December 25, 201213 yr since you reassigned every drive, unraid didn't know, if the parity is still valid. (if you assigned the drives in a different order, the parity would not be valid. if you used the same order as before, you could have clicked on "parity is valid")
December 25, 201213 yr Author since you reassigned every drive, unraid didn't know, if the parity is still valid. (if you assigned the drives in a different order, the parity would not be valid. if you used the same order as before, you could have clicked on "parity is valid") okay so user error, but why did I have to reassign the drivers?
December 25, 201213 yr You should not have had to re-assign the disks. Data drives can be assigned in any order and parity is still good. You could have checked parity is valid and then done a parity check to make sure.
December 26, 201213 yr if you assigned the drives in a different order, the parity would not be valid.Not true. Parity is calculated as a sum of the bits in the drives column at a specific address. The transitive property applies to the bit addition, so switching (1 + 0 + 1) = Even parity to (0 + 1 + 1) also = Even parity. Or something like that.

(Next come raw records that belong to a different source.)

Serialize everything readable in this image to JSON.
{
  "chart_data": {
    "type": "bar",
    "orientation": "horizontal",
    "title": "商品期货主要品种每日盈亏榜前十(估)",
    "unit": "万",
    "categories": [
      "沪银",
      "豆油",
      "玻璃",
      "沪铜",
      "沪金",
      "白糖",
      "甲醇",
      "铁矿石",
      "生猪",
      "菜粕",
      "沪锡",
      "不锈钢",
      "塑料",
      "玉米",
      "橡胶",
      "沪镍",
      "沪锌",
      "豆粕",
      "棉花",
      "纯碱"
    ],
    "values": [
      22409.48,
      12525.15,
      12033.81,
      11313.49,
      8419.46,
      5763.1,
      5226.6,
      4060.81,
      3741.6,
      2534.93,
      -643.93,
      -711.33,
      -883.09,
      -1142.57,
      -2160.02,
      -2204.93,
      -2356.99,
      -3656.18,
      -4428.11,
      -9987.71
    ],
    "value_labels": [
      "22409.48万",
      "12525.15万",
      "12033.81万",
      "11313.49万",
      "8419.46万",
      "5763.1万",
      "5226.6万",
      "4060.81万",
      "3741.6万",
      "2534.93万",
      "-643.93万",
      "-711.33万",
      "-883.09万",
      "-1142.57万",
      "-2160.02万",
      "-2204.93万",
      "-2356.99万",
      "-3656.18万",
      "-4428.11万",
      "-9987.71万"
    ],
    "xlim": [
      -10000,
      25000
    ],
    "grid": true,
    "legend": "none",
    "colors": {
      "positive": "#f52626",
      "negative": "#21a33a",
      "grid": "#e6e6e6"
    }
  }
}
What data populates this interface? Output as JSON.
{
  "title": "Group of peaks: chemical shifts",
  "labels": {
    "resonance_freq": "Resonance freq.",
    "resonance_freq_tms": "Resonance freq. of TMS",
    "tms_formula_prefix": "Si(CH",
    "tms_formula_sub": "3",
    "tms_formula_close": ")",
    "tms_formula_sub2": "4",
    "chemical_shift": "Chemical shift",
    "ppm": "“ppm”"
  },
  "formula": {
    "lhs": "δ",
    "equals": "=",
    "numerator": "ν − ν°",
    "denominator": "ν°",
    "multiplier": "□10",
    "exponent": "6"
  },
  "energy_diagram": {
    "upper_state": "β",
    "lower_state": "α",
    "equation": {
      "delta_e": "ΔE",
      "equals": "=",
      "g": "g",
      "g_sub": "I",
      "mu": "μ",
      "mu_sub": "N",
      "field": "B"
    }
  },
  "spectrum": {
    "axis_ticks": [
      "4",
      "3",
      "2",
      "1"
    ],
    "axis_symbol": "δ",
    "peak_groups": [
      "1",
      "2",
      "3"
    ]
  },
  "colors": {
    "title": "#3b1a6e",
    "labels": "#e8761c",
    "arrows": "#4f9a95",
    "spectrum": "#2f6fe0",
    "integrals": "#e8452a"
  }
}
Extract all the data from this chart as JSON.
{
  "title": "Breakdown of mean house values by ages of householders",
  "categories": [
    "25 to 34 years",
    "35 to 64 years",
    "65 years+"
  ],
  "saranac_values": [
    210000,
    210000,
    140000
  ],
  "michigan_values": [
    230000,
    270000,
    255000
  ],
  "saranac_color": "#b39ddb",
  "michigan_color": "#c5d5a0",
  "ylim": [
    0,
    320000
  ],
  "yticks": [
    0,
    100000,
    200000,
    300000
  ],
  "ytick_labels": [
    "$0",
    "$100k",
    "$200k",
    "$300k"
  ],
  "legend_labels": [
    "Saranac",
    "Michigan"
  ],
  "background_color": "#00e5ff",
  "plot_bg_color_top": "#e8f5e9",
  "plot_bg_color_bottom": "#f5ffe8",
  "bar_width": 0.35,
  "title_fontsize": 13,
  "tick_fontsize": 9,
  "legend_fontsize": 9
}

December 26, 201213 yr Author well everything worked just fine Dec 25 15:33:57 Tower kernel: md: sync done. time=23278sec Dec 25 15:33:57 Tower kernel: md: recovery thread sync completion status: 0
December 26, 201213 yr well everything worked just fine Dec 25 15:33:57 Tower kernel: md: sync done. time=23278sec Dec 25 15:33:57 Tower kernel: md: recovery thread sync completion status: 0 Was that for the parity build, or the subsequent non-correcting check that you ran manually?